A sbrogliare la matassa dei veti incrociati di Ungheria e Polonia è stata la Germania, a cui spetta la presidenza di turno del Consiglio dell’Unione. L’accordo si sostanzia in una dichiarazione che precisa e delimita il funzionamento del meccanismo che potrebbe portare al blocco dei fondi per quei Paesi che minano l’indipendenza dei propri sistemi giudiziari o limitano i poteri della stampa o dei cittadini (il punto più contestato da Varsavia e Budapest). Al testo delle conclusioni sul Next Generation Eu verranno quindi aggiunge circa cinque pagine supplementari a cui i servizi giuridici del Consiglio hanno già dato l’ok e che ora è al vaglio di quelli delle capitali. Una “dichiarazione interpretativa” sulla condizionalità dello stato di diritto, come l’ha definita il premier Conte, che non dovrà ridurre le garanzie del testo originario. In sostanza la dichiarazione aggiunge un passaggio che potrebbe allungare i tempi di applicazione della condizionalità, perché chiede alla Commissione di preparare delle linee guida sul regolamento e di non applicarne le misure fino ad allora. Inoltre, chiarisce che il meccanismo si applicherà solo ai fondi previsti dal 2021 in avanti e dopo che si siano espressi altri strumenti di garanzia delle leggi europee, come la Corte di Giustizia. Altro modo per ritardare l’eventuale stop ai fondi.

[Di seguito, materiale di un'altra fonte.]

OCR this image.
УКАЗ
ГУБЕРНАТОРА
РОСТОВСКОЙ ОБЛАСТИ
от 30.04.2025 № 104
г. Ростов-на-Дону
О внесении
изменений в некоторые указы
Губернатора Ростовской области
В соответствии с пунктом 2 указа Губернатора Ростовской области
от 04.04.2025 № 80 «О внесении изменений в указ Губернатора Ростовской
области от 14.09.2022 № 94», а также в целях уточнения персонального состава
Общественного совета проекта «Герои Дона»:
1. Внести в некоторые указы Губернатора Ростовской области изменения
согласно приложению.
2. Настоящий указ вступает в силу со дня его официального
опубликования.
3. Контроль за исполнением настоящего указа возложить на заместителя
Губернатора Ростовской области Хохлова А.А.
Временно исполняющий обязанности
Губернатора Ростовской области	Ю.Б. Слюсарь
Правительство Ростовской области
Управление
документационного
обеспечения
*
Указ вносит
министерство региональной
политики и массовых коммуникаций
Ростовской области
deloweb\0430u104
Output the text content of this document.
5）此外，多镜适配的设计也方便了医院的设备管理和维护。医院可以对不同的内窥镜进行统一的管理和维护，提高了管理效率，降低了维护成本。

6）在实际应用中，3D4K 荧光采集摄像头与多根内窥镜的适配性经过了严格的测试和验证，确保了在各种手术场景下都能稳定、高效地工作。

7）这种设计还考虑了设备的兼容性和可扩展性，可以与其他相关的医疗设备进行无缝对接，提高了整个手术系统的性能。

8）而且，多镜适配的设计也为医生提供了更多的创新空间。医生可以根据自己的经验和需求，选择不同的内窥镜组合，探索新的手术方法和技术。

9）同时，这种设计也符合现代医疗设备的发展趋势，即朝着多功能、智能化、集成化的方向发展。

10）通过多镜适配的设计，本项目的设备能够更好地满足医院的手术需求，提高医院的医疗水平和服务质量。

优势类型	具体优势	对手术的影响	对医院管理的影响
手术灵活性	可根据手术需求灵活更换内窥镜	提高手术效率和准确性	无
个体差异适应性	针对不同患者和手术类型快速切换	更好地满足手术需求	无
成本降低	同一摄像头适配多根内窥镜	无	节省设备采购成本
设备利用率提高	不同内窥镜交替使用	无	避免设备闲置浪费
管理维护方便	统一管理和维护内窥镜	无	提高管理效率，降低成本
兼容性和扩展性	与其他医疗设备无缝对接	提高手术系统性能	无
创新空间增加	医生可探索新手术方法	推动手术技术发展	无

“Penso che sia una proposta molto utile perché ci può far fare finalmente un passo in avanti“, ha commentato in giornataGentiloni. “Non credo sia toccata minimamente l’intesa che era stata raggiunta dal Consiglio con il Parlamento europeo e credo che saranno i leader a valutarla – ha aggiunto -, ma che una valutazione positiva potrebbe aprire la strada finalmente alla partenza del percorso di ratifiche e quindi all’attuazione di Next Generation Eu”. Polonia e Ungheria sembrano soddisfatte. La presidenza tedesca dal canto suo ha assicurato alle altre 24 capitali che la soluzione non prevede in alcun modo la riapertura di quanto già negoziato, ma è solo un modo per rassicurare i due contrari che la condizionalità sarà a tutela del bilancio comunitario e non si applicherà a negligenze generiche sul rispetto dello stato di diritto, perché per quelle c’è già la procedura articolo 7, tra l’altro già scattata per i Paesi di Visegrad. Il compromesso è comunque soggetto all’approvazione del Parlamento europeo, che non intende accettare retromarce sullo stato di diritto.